Bodemrapport in de bouwkundige keuring
Deel van de aanvraag voor een bouwvergunning is een verkennend milieutechnisch bodemonderzoek en bodemonderzoekrapport verplicht in het geval van:
- een bouwplan waar geen recente bodemgegevens voorhanden zijn;
- nieuwbouw;
- potentieel vervuilde locaties;
- uitbreidingen groter dan 50 m2.
Een verkennend bodemonderzoek is een bemonstering van de bodem ter plaatse van het te bouwen object op verschillende punten. De monsters worden gemaakt door met een holle boor grond uit te boren die in een laboratorium onderzocht wordt. Ook wordt een pijp geslagen tot in het grondwater, waarvan bij aanvang en later monsters worden genomen. Tevens wordt de grond visueel en op de reuk gecontroleerd op puin, chemische en andere vervuiling.
Bodemrapport in de bouwkundige keuring
Als de normen binnen de grenzen liggen, is het verkennende bodemrapport voldoende. Als het bouwplan zich op een verdachte locatie bevindt, moet zeker een verdergaand bodemonderzoek plaatsvinden. Er wordt dan een aanvullend rapport met een eventueel saneringsplan vervaardigd en ingediend. De vervuiling wordt hiermee in kaart gebracht. Als de bodem boven de wettelijke normen is vervuild, moet deze eerst worden gesaneerd. Een erkend bedrijf stelt hiervoor een saneringsplan op.

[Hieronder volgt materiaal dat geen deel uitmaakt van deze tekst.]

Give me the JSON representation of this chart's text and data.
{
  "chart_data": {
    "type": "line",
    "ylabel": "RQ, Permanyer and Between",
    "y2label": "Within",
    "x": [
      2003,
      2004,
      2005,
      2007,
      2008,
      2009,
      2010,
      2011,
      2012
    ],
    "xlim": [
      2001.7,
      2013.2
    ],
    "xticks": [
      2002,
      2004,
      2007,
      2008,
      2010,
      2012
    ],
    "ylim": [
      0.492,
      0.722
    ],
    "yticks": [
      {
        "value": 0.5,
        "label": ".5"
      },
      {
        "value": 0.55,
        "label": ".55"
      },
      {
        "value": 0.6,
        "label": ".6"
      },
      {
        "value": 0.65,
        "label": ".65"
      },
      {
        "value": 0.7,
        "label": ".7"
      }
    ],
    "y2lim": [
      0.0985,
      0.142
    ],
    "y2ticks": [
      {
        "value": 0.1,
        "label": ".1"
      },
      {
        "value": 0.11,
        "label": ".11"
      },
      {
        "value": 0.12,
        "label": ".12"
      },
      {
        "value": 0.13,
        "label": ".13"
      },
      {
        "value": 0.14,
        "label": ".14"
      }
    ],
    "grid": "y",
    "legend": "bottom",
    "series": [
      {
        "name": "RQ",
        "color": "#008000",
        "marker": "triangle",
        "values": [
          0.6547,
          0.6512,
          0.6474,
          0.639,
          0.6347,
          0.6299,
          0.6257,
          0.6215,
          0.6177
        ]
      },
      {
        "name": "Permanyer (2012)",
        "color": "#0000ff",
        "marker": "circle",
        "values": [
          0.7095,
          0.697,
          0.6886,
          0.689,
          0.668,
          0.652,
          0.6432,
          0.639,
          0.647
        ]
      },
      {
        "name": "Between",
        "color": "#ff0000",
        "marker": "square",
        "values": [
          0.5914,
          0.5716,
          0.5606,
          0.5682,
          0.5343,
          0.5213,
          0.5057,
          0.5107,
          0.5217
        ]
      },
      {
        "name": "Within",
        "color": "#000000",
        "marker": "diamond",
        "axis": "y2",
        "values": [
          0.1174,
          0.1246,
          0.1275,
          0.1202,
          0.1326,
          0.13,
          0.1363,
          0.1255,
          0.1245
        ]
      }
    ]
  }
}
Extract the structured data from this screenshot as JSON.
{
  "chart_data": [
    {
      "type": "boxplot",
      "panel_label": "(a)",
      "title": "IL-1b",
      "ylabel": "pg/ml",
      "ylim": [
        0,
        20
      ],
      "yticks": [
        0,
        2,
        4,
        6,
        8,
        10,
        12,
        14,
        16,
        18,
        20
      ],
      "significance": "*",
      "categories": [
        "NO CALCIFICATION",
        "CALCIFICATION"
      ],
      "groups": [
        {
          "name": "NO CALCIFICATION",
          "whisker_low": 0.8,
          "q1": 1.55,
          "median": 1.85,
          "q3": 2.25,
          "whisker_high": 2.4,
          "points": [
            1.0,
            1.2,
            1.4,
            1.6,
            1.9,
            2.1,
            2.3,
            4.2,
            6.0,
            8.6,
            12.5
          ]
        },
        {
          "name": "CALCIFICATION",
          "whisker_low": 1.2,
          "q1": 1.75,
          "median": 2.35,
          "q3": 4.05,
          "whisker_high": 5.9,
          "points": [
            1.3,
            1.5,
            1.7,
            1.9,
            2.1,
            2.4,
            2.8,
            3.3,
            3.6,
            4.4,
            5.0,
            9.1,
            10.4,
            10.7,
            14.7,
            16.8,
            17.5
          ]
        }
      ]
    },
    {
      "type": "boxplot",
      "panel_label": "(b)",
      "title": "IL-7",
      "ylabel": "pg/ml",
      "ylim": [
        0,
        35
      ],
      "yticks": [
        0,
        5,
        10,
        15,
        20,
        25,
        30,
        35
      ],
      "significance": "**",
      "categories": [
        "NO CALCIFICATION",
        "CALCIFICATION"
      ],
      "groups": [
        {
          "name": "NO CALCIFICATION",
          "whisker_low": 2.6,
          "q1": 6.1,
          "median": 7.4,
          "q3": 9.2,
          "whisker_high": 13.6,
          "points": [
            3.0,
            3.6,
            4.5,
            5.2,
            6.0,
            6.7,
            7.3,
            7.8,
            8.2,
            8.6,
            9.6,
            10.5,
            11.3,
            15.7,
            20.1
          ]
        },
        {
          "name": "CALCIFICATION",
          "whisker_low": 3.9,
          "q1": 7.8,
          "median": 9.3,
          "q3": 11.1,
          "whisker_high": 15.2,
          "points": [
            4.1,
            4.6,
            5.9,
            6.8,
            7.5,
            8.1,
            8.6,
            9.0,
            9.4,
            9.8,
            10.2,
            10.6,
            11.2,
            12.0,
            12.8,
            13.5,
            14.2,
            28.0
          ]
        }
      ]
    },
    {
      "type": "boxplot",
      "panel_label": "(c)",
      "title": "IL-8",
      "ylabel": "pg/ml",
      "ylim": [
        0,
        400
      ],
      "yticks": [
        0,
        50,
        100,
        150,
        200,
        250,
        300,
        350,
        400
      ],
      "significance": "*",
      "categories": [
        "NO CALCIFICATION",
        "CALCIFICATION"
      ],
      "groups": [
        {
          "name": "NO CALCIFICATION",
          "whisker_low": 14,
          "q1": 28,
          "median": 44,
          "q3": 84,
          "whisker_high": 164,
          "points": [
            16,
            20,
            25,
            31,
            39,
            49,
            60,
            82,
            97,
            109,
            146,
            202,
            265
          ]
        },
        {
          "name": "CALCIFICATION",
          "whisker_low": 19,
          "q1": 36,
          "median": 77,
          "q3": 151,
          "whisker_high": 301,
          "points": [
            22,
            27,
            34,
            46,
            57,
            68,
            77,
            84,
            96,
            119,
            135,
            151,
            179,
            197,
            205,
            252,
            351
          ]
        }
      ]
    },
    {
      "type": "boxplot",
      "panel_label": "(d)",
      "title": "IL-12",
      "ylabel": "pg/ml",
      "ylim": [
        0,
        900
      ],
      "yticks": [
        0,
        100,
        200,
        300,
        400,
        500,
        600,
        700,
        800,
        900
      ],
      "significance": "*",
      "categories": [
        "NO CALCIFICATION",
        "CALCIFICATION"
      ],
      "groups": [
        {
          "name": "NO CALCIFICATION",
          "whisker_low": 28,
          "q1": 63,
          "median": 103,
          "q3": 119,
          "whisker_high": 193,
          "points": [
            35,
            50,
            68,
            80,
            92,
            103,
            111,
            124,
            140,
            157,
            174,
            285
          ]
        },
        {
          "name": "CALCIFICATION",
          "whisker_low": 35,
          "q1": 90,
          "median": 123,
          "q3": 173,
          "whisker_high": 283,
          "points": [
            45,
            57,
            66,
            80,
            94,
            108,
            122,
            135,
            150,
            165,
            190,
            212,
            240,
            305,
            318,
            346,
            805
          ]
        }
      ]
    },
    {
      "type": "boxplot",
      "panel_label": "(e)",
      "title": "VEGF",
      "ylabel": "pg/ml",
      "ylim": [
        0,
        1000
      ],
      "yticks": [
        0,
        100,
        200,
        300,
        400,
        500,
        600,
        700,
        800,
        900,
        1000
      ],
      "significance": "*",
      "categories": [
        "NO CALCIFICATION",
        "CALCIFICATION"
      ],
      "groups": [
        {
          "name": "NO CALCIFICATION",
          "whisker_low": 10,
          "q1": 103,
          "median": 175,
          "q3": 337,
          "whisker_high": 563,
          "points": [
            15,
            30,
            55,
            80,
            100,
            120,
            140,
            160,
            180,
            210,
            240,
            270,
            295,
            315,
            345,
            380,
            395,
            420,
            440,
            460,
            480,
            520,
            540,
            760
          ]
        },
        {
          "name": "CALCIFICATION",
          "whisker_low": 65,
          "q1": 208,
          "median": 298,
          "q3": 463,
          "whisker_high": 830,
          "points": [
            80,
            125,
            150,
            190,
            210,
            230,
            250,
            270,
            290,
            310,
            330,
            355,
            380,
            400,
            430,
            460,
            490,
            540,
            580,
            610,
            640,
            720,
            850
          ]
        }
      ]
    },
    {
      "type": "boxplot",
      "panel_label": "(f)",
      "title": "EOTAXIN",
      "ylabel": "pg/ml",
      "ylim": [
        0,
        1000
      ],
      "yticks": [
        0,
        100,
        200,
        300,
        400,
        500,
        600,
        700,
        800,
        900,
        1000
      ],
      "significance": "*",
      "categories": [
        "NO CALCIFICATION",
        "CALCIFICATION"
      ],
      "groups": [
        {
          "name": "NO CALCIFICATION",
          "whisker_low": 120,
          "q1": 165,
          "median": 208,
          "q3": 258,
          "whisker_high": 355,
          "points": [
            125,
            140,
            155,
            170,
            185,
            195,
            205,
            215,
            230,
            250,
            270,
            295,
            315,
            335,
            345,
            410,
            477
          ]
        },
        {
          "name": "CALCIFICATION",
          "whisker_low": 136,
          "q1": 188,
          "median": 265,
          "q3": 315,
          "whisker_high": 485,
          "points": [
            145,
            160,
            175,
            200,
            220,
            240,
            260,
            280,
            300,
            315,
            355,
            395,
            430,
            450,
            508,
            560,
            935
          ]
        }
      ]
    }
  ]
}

Dit plan moet door de gemeente of provincie worden goedgekeurd. Bij de uitvoering ervan oefent de overheid controle uit. Bij bodemsanering moet de locatieaanduiding, het type vervuiling, de saneringsmethode en de afvoerlocatie worden opgegeven. Ook moet een grondbalansberekening worden gemaakt. Tijdens en na de sanering moeten bodem-monsters worden genomen.
De gemeente moet de bouwvergunning weigeren als de bodemgesteidheid niet voldoet aan de wettelijke normen.
Als er al eerder op een bouwlocatie een milieutechnisch bodemonderzoek heeft plaatsgevonden, mag dit rapport worden gebruikt. De gemeente mag echter weigeren als het rapport ouder is dan een jaar of als er een ernstig vermoeden van een nieuwe vervuiling bestaat. Van het verkennend milieutechnisch bodemonderzoek kunnen worden vrijgesteld:
- bouwwerken in nieuwe bestemmingsplannen. In de regel wordt een vrijstelling verleend als de bodem van een gebied recent geheel milieutechnisch in kaart is gebracht en eventuele vervuilingen zijn verwijderd. Dit is vooral het geval bij nieuwe bestemmingsplannen voor woonwijken. Op de bouwlocatie mogen geen vervuilende activiteiten hebben plaatsgevonden na bemonsteririg of sanering ten behoeve van het bestemmingsplan;
- bouwwerken kleiner dan 50 m2. Er wordt een vrijstelling verleend na beoordeling van een standaard vragenformulier, ook wel historisch bodemonderzoek genoemd. In dit formulier wordt gevraagd of er op de bouwlocatie in het verleden vervuiling heeft plaatsgevonden. Denk hierbij aan resten van verbrandingsas, puin in de grond, oude afgevulde olietanks en het veelvuldig parkeren van auto’s op onbeschermde grond.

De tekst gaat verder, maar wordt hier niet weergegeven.